Tensorization of neural networks for improved privacy and interpretability
This work addresses privacy and interpretability issues in machine learning models, particularly neural networks, by providing a novel tensorization approach, though it appears incremental as it builds on existing sketching and cross interpolation ideas.
The paper tackles the problem of enhancing privacy and interpretability in neural networks by developing a tensorization algorithm that constructs tensor train representations from black-box function access and sample points. It shows that this method can obfuscate neural networks to protect training data patterns and estimate topological phases of matter, while also serving as an efficient initialization for tensor train optimization and achieving a superior memory-time trade-off for model compression compared to conventional methods.
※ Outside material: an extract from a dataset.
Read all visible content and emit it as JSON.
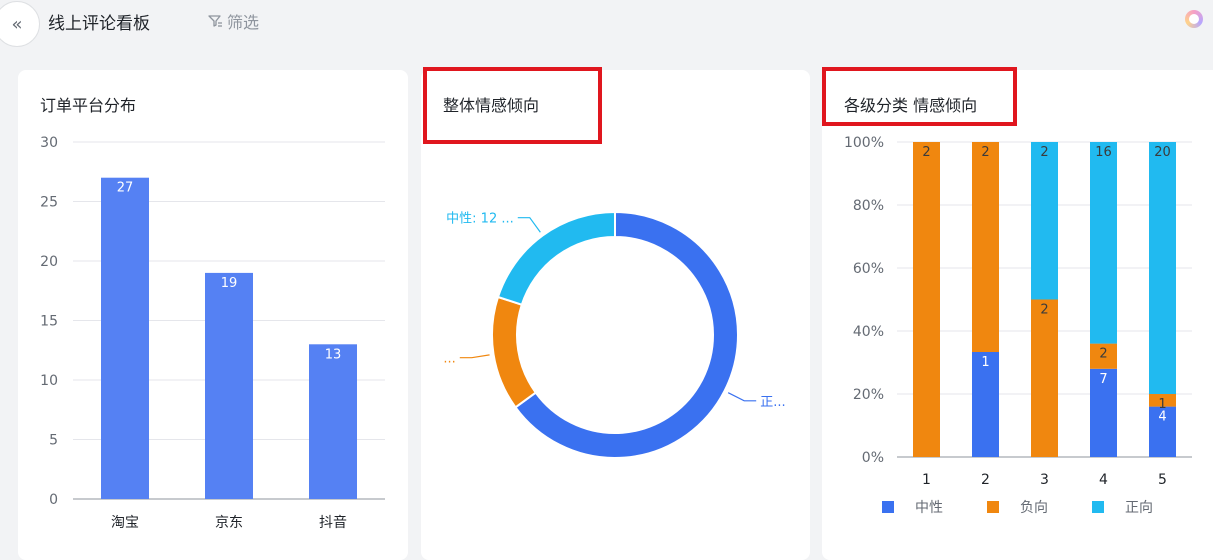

We present a tensorization algorithm for constructing tensor train representations of functions, drawing on sketching and cross interpolation ideas. The method only requires black-box access to the target function and a small set of sample points defining the domain of interest. Thus, it is particularly well-suited for machine learning models, where the domain of interest is naturally defined by the training dataset. We show that this approach can be used to enhance the privacy and interpretability of neural network models. Specifically, we apply our decomposition to (i) obfuscate neural networks whose parameters encode patterns tied to the training data distribution, and (ii) estimate topological phases of matter that are easily accessible from the tensor train representation. Additionally, we show that this tensorization can serve as an efficient initialization method for optimizing tensor trains in general settings, and that, for model compression, our algorithm achieves a superior trade-off between memory and time complexity compared to conventional tensorization methods of neural networks.